Meine Hände. Meine Sachen. Meine nackte Brust.
Der beißende Geruch hat bereits den ganzen Raum ausgefüllt und langsam wird mir schlecht.
Allerdings habe ich trotzdem nicht das Bedürfnis mich zu waschen. Ich will das Gefühl nicht missen, wenn das Blut langsam trocknet.
Sich dann fast schwarz färbt und schließlich abbröckelt.
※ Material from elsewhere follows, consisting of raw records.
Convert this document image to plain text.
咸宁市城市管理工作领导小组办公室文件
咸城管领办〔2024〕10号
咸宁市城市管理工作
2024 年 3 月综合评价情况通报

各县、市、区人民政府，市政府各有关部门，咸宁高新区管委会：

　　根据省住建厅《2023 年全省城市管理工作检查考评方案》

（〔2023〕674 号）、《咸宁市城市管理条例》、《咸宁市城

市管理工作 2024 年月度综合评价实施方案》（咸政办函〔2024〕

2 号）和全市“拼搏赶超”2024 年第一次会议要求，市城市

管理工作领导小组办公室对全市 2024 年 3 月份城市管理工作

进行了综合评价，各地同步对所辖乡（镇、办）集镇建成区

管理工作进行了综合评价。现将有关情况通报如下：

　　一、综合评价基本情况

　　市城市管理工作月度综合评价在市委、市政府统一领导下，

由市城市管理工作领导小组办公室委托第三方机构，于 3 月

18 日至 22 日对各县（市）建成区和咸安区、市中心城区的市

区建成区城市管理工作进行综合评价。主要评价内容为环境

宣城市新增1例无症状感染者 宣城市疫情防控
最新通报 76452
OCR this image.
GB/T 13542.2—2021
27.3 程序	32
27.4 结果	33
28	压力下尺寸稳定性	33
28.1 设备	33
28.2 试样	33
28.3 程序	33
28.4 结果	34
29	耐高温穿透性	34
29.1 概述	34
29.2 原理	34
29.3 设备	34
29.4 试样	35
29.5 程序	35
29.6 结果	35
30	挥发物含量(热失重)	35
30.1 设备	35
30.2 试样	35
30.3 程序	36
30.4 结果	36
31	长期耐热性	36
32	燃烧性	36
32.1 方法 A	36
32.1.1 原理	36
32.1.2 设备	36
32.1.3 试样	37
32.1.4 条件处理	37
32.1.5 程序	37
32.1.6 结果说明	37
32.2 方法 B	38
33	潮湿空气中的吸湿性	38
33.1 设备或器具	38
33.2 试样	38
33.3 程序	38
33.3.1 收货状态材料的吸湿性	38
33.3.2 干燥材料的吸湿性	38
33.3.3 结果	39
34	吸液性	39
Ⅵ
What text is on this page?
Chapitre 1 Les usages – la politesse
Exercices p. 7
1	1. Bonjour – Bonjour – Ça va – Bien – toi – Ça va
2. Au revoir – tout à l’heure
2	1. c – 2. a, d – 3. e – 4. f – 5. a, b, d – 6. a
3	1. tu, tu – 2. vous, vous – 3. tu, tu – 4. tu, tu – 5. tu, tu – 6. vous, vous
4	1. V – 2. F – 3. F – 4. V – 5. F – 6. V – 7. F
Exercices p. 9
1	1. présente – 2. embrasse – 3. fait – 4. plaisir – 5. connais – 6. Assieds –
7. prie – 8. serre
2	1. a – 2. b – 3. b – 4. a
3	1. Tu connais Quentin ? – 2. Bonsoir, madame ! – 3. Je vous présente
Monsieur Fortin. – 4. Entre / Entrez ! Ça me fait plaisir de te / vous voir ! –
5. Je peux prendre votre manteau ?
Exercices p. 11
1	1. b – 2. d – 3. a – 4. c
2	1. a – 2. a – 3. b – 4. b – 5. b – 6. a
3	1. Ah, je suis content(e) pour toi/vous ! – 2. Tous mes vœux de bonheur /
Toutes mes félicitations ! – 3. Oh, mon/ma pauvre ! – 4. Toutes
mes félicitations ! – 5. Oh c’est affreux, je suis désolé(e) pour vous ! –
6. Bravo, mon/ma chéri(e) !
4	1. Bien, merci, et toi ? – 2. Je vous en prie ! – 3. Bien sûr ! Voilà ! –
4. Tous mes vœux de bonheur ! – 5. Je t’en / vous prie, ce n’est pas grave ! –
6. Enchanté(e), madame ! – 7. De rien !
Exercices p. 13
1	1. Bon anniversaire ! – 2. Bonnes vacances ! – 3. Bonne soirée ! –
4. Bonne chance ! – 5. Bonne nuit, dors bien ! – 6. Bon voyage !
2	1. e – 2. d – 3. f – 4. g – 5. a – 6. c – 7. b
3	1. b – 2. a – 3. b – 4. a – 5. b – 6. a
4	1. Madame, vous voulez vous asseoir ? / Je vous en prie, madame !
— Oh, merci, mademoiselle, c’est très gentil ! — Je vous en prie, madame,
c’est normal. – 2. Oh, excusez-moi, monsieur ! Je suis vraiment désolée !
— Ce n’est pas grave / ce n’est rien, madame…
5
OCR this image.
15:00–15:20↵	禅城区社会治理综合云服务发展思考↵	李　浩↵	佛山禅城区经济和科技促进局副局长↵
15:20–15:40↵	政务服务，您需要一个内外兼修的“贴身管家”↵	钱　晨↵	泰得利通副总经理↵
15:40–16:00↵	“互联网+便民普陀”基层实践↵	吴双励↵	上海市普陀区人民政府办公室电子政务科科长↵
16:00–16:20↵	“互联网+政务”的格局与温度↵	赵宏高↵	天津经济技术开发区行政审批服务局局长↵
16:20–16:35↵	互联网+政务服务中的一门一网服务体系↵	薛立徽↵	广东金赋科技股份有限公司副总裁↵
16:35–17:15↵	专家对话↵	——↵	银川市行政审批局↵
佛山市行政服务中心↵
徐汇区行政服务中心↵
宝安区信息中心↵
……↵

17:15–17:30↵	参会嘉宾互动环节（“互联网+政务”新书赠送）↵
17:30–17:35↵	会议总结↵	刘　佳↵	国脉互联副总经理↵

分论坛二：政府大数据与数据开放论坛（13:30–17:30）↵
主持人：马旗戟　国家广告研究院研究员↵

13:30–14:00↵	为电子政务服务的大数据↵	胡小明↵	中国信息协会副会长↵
Ich betrachte mich im Spiegel und muss unwillkürlich schmunzeln als ich meinen schwarzen Pony sehe. Ich kann mich gar nicht erinnern wie da so viel Blut hingekommen ist. Ich drehe meinen Kopf leicht zur Seite, sodass ich wieder meine blonden Haare erkennen kann. Mit meiner blutverschmierten Hand fahre ich mir durch mein - noch helles - Haar und lasse so rote Strähnen entstehen.
Wieder muss ich schmunzeln.

Über meinem rechten Auge hat sich eine längliche Blutlinie gezogen. Ich fahre mit meinen Finger die Linie nach und verlängere sie gleich noch. Dann ziehe ich einen diagonalen Strich über mein Auge. Das gleiche wiederhole ich mit meinem linken, sodass sich nun über beide Augen ein Kreuz legt. Dann male ich mir meine Nasenspitze rot an und auch meinen Mund ziehe ich großzügig nach. Während ich mein entstandenes Clownsgesicht mustere, zieht sich mein leichtes Lächeln zu einer breit grinsenden Fratze.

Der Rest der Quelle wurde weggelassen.